The lessons Together For Palestine must learn from Live Aid
The world is in crisis, and music has always been good at responding. In July 1985, the music world made its stance clear with Live Aid. In 2025, the next iteration will be conducted as Together for Palestine, an event that must get right what Live Aid got wrong.
Throughout history, voices have been raised in song against global ills. More often than not, that comes in the form of a protest tune with pointed lyrics that get directly to the heart of the issue. But does that do anything? Does singing about an issue do literally anything to help it? Does it provide an apt solution, or merely comfort the singer into feeling like they’ve done something?
That was part of the reason why Bob Dylan turned away from protest writing, claiming, “I’ve never written a political song. Songs can’t save the world. I’ve gone through all that.” But in 1985, he said yes to Live Aid, clearly believing that the event, organised by Bob Geldof and Midge Ure, could do something.
Given the power of the lineup, a lot of people clearly felt that. Split across Wembley Stadium and the John F Kennedy Stadium in Philadelphia, the absolute all-stars of the era came out. The Rolling Stones, Queen, David Bowie, Elton John, Tom Petty, Eric Clapton, Madonna, The Beach Boys – the list goes on. It’s no wonder that the event made so much money, given the power of the artists involved, the scramble for tickets, and the fact that even watching the televised show at home was a profound experience.
In total, Live Aid is estimated to have raised around £150million for famine relief. But the issue is that the situation in Ethiopia wasn’t strictly a famine. The environmental crisis was weaponised by Ethiopian armed forces, as was the aid money that flooded in, facilitating what a Medicins San Frontieres panel deemed to be a genocide against civilians.
“Feed the world”, Band-Aid sang, but they should have been singing ‘feed your people’ directly to Mengistu Haile Mariam, the Ethiopian dictator who, during a civil war, was preventing aid from being shared around the country. While drought was obviously part of the issue, the situation in 1984 and 1985 was made far worse by civil unrest. This was an aspect that Live Aid and the broadcasting media bodies were keen to not get involved in.

Obviously, Brian Eno’s Together For Palestine is not doing that. The artists on the lineup and the messaging surrounding the show have already made it abundantly clear that they see the situation in Palestine as a genocide. So the problem here isn’t the event sitting on the fence in tricky political waters like Live Aid seemed to. The bigger issue will be after the fact, when they’ve done the show, raised the money, funded the aid, but then the aid can’t get in.
The starvation witnessed in Palestine right now is a direct consequence of aid blockades, according to Amnesty International. Aid surrounds them, but it can’t break through. There is also evidence that what is breaking through is being used to facilitate attacks on civilians or is purposefully used to cause a crowd control issue.
Brian Eno is a big name, big enough to pull off a Geldof-style triumph, but he’s not big enough to get Benjamin Netanyahu to stop starving a country. Thus, it is essential that the concerts convene with the proper charitable and aid bodies to ensure funds are deployed in a safe and ameliorating manner.

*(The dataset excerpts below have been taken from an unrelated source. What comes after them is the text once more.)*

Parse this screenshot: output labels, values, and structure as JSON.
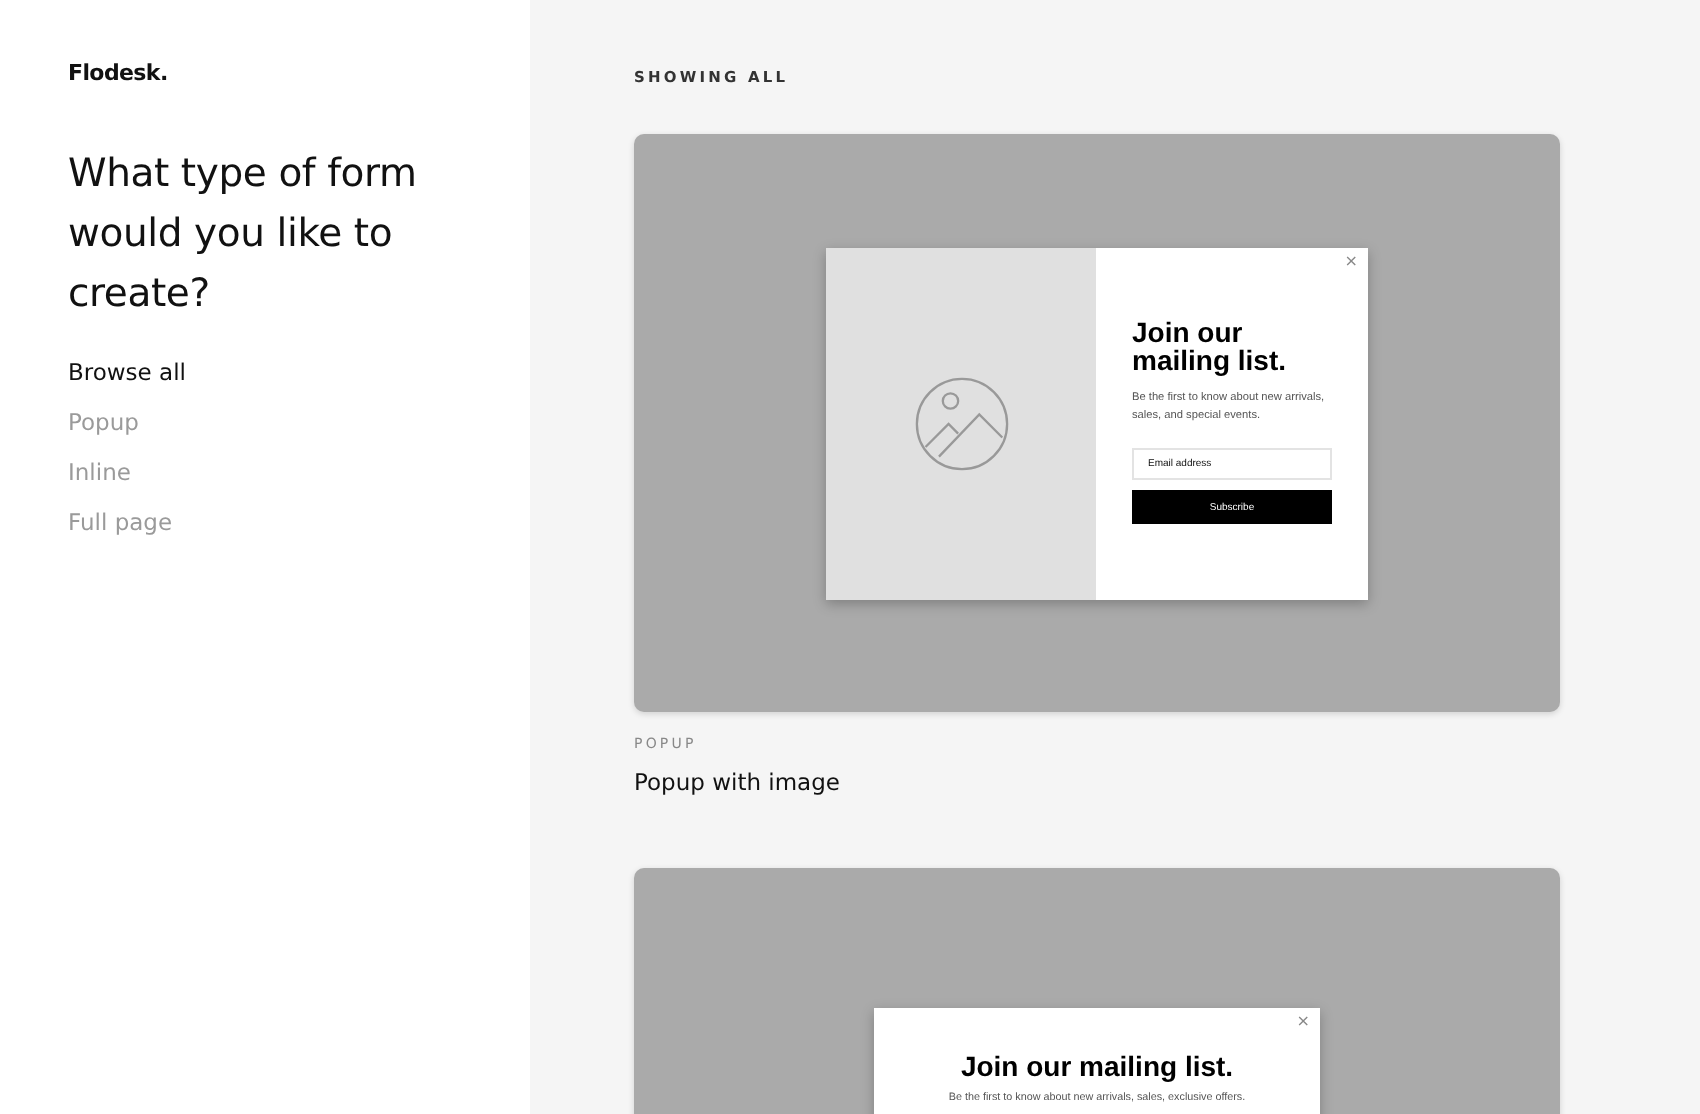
{
  "sidebar": {
    "logo": "Flodesk.",
    "heading": "What type of form would you like to create?",
    "items": [
      {
        "label": "Browse all",
        "selected": true
      },
      {
        "label": "Popup",
        "selected": false
      },
      {
        "label": "Inline",
        "selected": false
      },
      {
        "label": "Full page",
        "selected": false
      }
    ]
  },
  "main": {
    "filter_label": "SHOWING ALL",
    "templates": [
      {
        "kind": "image-split",
        "close": "×",
        "title": "Join our mailing list.",
        "text": "Be the first to know about new arrivals, sales, and special events.",
        "email_placeholder": "Email address",
        "button": "Subscribe",
        "category": "POPUP",
        "name": "Popup with image"
      },
      {
        "kind": "centered",
        "close": "×",
        "title": "Join our mailing list.",
        "text": "Be the first to know about new arrivals, sales, exclusive offers."
      }
    ]
  }
}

Back in 1985, Live Aid went all in. It raised an estimated £150m not only because of the powerful lineup, but also because it was impactful, outright showing photos and videos from the famine that shocked and upset the audience, moving them to respond. However, if the event wasn’t being honest about what was actually happening to these people, was it, in its own way, exploitative?
Is it ever fair to use the image of a real person in the gravest of circumstances, manipulate the reality to depict a more sanitised sense of trauma, to trick a privileged audience into coughing up funds?
The issue here is that there is no clear answer to the question of how Together For Palestine, or Paul Weller’s Gig for Gaza, will succeed where Live Aid morally failed in many ways. Raising money for Palestine is valid and necessary. Raising awareness of the truth of what is happening there while governments remain fearfully on the fence or even completely in denial is also valid and necessary.
But much like with Live Aid, which raised a considerable sum that never actually made all that much difference, 2025’s versions could run into the same issue, returning us to the age-old question: Can music ever truly change anything, or is it purely tokenistic? Together For Palestine has the unique opportunity to provide a definitive answer. But for it to deliver legitimate hope, it must be a success beyond the concert itself.